Its okay, some one needs to say something since the mods are on strike.


----------



## Meliss (Sep 1, 2007)

Someone needs to say something. I am glad you did


----------



## Marysmuse (Apr 28, 2008)

Yeah... I often think we're a *little* too quick to throw out the "troll" card, but in this case....

Rejoicing in the day,
-Mary


----------



## Shadowboxer (Aug 6, 2008)

Seriously! Today has been crazy with all the goofy posts!! Not just mouser either! Ug. I hope Ratman and the mod's reach an agreement quick!!!


----------



## Amyshizzle (Sep 7, 2008)

I know I have noticed a bunch of weird posts too.
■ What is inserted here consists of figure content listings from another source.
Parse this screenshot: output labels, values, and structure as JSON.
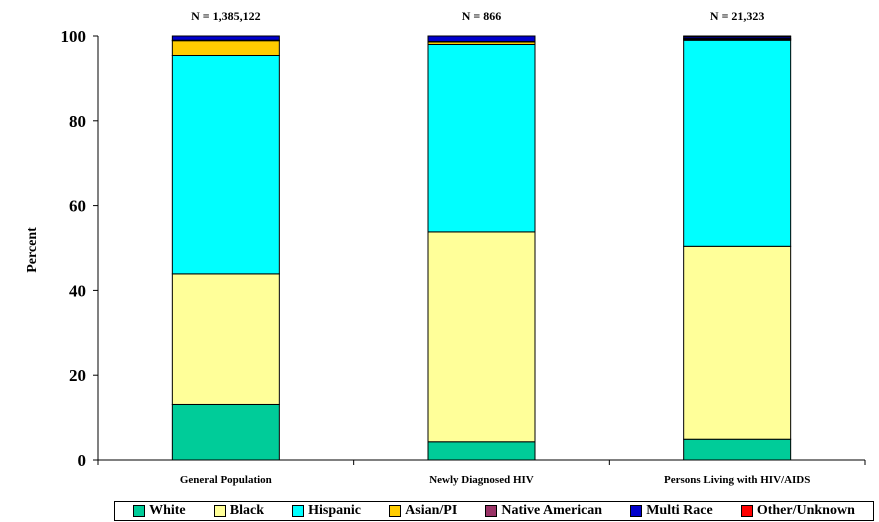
{
  "chart_data": {
    "type": "bar",
    "stacked": true,
    "ylabel": "Percent",
    "xlabel": "",
    "ylim": [
      0,
      100
    ],
    "yticks": [
      "0",
      "20",
      "40",
      "60",
      "80",
      "100"
    ],
    "categories": [
      "General Population",
      "Newly Diagnosed HIV",
      "Persons Living with HIV/AIDS"
    ],
    "annotations": [
      "N = 1,385,122",
      "N = 866",
      "N = 21,323"
    ],
    "legend_position": "bottom",
    "series": [
      {
        "name": "White",
        "color": "#00CC99",
        "values": [
          13.1,
          4.3,
          4.9
        ]
      },
      {
        "name": "Black",
        "color": "#FFFF99",
        "values": [
          30.8,
          49.5,
          45.5
        ]
      },
      {
        "name": "Hispanic",
        "color": "#00FFFF",
        "values": [
          51.5,
          44.2,
          48.6
        ]
      },
      {
        "name": "Asian/PI",
        "color": "#FFCC00",
        "values": [
          3.5,
          0.6,
          0.2
        ]
      },
      {
        "name": "Native American",
        "color": "#993366",
        "values": [
          0.1,
          0.1,
          0.2
        ]
      },
      {
        "name": "Multi Race",
        "color": "#0000CC",
        "values": [
          1.0,
          1.3,
          0.4
        ]
      },
      {
        "name": "Other/Unknown",
        "color": "#FF0000",
        "values": [
          0.0,
          0.0,
          0.2
        ]
      }
    ]
  }
}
Gosh this sucks!!


----------



## saosin (Jan 6, 2008)

I have six at the moment. That's my limit. Three boys and Three girls. All are very spoiled which reminds me I need to give them their treats soon lol. I love my rats. I don't know how someone could pick them up by their tail.


----------



## Amyshizzle (Sep 7, 2008)

I've seen people at petstores pick rats up by their tails...Its horrible...Some people are just stupid.


----------



## junior_j (Jan 24, 2008)

Same my first 2 girls were brought from a petstore , picked by their tails at the time i knew nothing about them , then went on to have 18 (14 rescued and screened for good homes) all had huge cages 
And this could be a troll .. we arnt stupid we love our rats and its never a competition
Jess x


----------



## Hatchet_Chick (Sep 4, 2008)

Okay I don't think you should be bragging about "Having the most" rats.
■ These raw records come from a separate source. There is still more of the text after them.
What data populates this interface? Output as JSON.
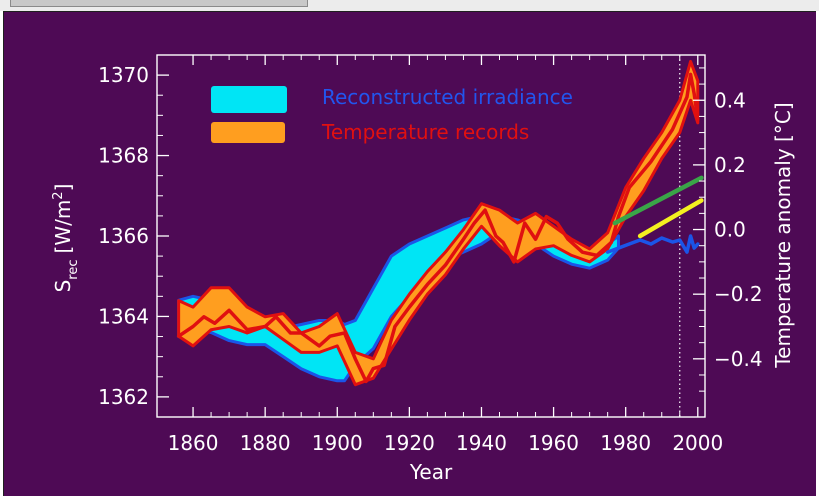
{
  "chart_data": {
    "type": "area",
    "xlabel": "Year",
    "ylabel": "S",
    "ylabel_sub": "rec",
    "ylabel_unit": "[W/m",
    "ylabel_sup": "2",
    "ylabel_end": "]",
    "y2label": "Temperature anomaly [°C]",
    "xlim": [
      1850,
      2002
    ],
    "ylim": [
      1361.5,
      1370.5
    ],
    "y2lim": [
      -0.58,
      0.54
    ],
    "x_ticks": [
      1860,
      1880,
      1900,
      1920,
      1940,
      1960,
      1980,
      2000
    ],
    "y_ticks": [
      1362,
      1364,
      1366,
      1368,
      1370
    ],
    "y2_ticks": [
      -0.4,
      -0.2,
      0.0,
      0.2,
      0.4
    ],
    "y2_tick_labels": [
      "−0.4",
      "−0.2",
      "0.0",
      "0.2",
      "0.4"
    ],
    "legend_position": "top-left",
    "legend": [
      {
        "label": "Reconstructed irradiance",
        "swatch": "#00e5f5",
        "text_color": "#2255ee"
      },
      {
        "label": "Temperature records",
        "swatch": "#ff9e1f",
        "text_color": "#e01010"
      }
    ],
    "reference_line_year": 1995,
    "series": [
      {
        "name": "Reconstructed irradiance",
        "kind": "band",
        "axis": "left",
        "fill": "#00e5f5",
        "edge": "#1b55e8",
        "x": [
          1856,
          1860,
          1865,
          1870,
          1875,
          1880,
          1885,
          1890,
          1895,
          1900,
          1902,
          1905,
          1910,
          1915,
          1920,
          1925,
          1930,
          1935,
          1940,
          1945,
          1950,
          1955,
          1960,
          1965,
          1970,
          1975,
          1978
        ],
        "upper": [
          1364.4,
          1364.5,
          1364.4,
          1364.4,
          1364.2,
          1363.8,
          1363.7,
          1363.8,
          1363.9,
          1363.9,
          1363.8,
          1363.9,
          1364.7,
          1365.5,
          1365.8,
          1366.0,
          1366.2,
          1366.4,
          1366.5,
          1366.5,
          1366.4,
          1366.2,
          1366.0,
          1365.7,
          1365.6,
          1365.8,
          1366.0
        ],
        "lower": [
          1363.5,
          1363.7,
          1363.6,
          1363.4,
          1363.3,
          1363.3,
          1363.0,
          1362.7,
          1362.5,
          1362.4,
          1362.4,
          1362.8,
          1363.2,
          1364.0,
          1364.5,
          1365.0,
          1365.4,
          1365.6,
          1365.8,
          1366.1,
          1366.0,
          1365.8,
          1365.5,
          1365.3,
          1365.2,
          1365.4,
          1365.7
        ]
      },
      {
        "name": "Temperature records",
        "kind": "band",
        "axis": "right",
        "fill": "#ff9e1f",
        "edge": "#e01010",
        "x": [
          1856,
          1860,
          1865,
          1870,
          1875,
          1880,
          1885,
          1890,
          1895,
          1900,
          1905,
          1910,
          1915,
          1920,
          1925,
          1930,
          1935,
          1940,
          1945,
          1950,
          1955,
          1960,
          1965,
          1970,
          1975,
          1980,
          1985,
          1990,
          1995,
          1998,
          2000
        ],
        "upper": [
          -0.22,
          -0.24,
          -0.18,
          -0.18,
          -0.24,
          -0.27,
          -0.26,
          -0.32,
          -0.3,
          -0.26,
          -0.38,
          -0.4,
          -0.28,
          -0.2,
          -0.13,
          -0.07,
          0.0,
          0.08,
          0.06,
          0.02,
          0.05,
          0.01,
          -0.03,
          -0.06,
          -0.01,
          0.13,
          0.22,
          0.3,
          0.4,
          0.52,
          0.46
        ],
        "lower": [
          -0.33,
          -0.36,
          -0.31,
          -0.3,
          -0.32,
          -0.3,
          -0.34,
          -0.38,
          -0.38,
          -0.36,
          -0.48,
          -0.46,
          -0.37,
          -0.28,
          -0.2,
          -0.14,
          -0.06,
          0.01,
          -0.05,
          -0.1,
          -0.06,
          -0.05,
          -0.08,
          -0.1,
          -0.06,
          0.04,
          0.12,
          0.22,
          0.3,
          0.4,
          0.33
        ]
      },
      {
        "name": "Temperature records (central)",
        "kind": "line",
        "axis": "right",
        "color": "#e01010",
        "x": [
          1856,
          1860,
          1863,
          1866,
          1870,
          1875,
          1880,
          1883,
          1887,
          1890,
          1895,
          1898,
          1902,
          1905,
          1908,
          1910,
          1913,
          1916,
          1920,
          1925,
          1930,
          1935,
          1938,
          1941,
          1944,
          1946,
          1949,
          1952,
          1955,
          1958,
          1961,
          1964,
          1968,
          1972,
          1976,
          1978,
          1981,
          1984,
          1987,
          1990,
          1993,
          1995,
          1997,
          1998,
          1999,
          2000
        ],
        "y": [
          -0.33,
          -0.3,
          -0.27,
          -0.29,
          -0.25,
          -0.31,
          -0.3,
          -0.27,
          -0.32,
          -0.32,
          -0.36,
          -0.33,
          -0.32,
          -0.4,
          -0.47,
          -0.43,
          -0.42,
          -0.3,
          -0.24,
          -0.17,
          -0.11,
          -0.03,
          0.02,
          0.06,
          -0.02,
          -0.04,
          -0.1,
          0.02,
          -0.03,
          0.04,
          0.02,
          -0.03,
          -0.07,
          -0.08,
          -0.04,
          0.04,
          0.13,
          0.17,
          0.21,
          0.26,
          0.31,
          0.36,
          0.41,
          0.48,
          0.42,
          0.34
        ]
      },
      {
        "name": "Reconstructed irradiance (recent)",
        "kind": "line",
        "axis": "left",
        "color": "#1b55e8",
        "x": [
          1975,
          1978,
          1981,
          1984,
          1987,
          1990,
          1993,
          1995,
          1997,
          1998,
          1999,
          2000
        ],
        "y": [
          1365.6,
          1365.7,
          1365.8,
          1365.9,
          1365.8,
          1365.95,
          1365.85,
          1365.9,
          1365.6,
          1366.0,
          1365.7,
          1365.8
        ]
      },
      {
        "name": "Trend (green)",
        "kind": "line",
        "axis": "right",
        "color": "#3aa548",
        "x": [
          1977,
          2001
        ],
        "y": [
          0.02,
          0.16
        ]
      },
      {
        "name": "Trend (yellow)",
        "kind": "line",
        "axis": "right",
        "color": "#f4f020",
        "x": [
          1984,
          2001
        ],
        "y": [
          -0.02,
          0.09
        ]
      }
    ]
  }
}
I think you should be bragging about how you care for them and how you love them.

I don't care if most people are quick to throw the troll card..
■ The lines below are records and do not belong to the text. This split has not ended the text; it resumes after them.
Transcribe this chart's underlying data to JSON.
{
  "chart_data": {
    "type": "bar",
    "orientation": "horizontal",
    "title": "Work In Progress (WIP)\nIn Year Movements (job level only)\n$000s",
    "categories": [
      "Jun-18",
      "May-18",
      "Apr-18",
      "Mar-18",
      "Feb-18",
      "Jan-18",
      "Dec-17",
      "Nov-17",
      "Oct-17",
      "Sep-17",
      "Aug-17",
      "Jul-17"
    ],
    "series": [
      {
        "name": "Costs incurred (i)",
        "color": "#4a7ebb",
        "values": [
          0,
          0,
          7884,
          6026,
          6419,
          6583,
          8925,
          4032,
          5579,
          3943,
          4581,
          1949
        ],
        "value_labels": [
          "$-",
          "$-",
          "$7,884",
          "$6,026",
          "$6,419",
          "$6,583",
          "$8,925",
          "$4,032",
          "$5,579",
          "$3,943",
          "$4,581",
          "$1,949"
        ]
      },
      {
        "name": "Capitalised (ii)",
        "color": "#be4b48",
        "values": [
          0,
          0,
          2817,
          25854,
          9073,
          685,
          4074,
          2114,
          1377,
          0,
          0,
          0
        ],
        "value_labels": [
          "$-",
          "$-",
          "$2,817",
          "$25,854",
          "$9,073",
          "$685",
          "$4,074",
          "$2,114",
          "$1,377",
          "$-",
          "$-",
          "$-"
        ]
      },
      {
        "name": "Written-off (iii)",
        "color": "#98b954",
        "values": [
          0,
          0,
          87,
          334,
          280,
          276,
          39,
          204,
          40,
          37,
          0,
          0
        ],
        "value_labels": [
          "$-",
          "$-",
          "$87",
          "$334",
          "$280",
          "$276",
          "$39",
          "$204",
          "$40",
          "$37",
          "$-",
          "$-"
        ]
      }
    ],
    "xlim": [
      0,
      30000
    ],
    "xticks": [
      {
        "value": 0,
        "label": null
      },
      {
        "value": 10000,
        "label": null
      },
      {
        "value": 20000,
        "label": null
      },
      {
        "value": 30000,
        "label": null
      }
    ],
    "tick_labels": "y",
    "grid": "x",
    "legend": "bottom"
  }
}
She's being a tad ignorant? My limit is at 6. I have 4 at the moment who all get proper care and treatment.


----------



## Amyshizzle (Sep 7, 2008)

I think this person is a Troll because they only have 11 posts and this thread is rediculous. What is their picture of any way? It looks odd...


----------



## KayRatz (Apr 5, 2007)

Amyshizzle said:


> I've seen people at petstores pick rats up by their tails...Its horrible...Some people are just stupid.


I was at petco... I was playing with the rats, I asked the guy not to pick them up by their tails. He laughed at me, and as I was going through the register with the dog toys I'd come for, he LECTURED me about how he's been around rats all their life and that's the only way to pick them up or they'll jump like the one I was trying to hold did. Um, maybe if you treated them NICELY they WOULDN'T! :evil:


----------



## lovinmyworm (Feb 18, 2008)

Why are you guys continuing to feed the trolls?? You and I both know when a post is for real and when it's out just to start trouble!


----------



## Marysmuse (Apr 28, 2008)

Ok, bunny trail, way off topic, but PLEASE please please, for my sanity's sake... RIDICULOUS. Not "rediculous". I see it every single day on here, and it's making me a little nuts.

Sorry. My inner editor got away from me there for a minute. :roll:

:lol:

Rejoicing in the day,
-Mary


----------



## Amyshizzle (Sep 7, 2008)

lol, its okay! Its good to know how to spell! haha


----------



## Sugar (Aug 15, 2008)

Wow I thouht I was the only one who has a lot of Ratties these days!
I have 59 as of today!!!


----------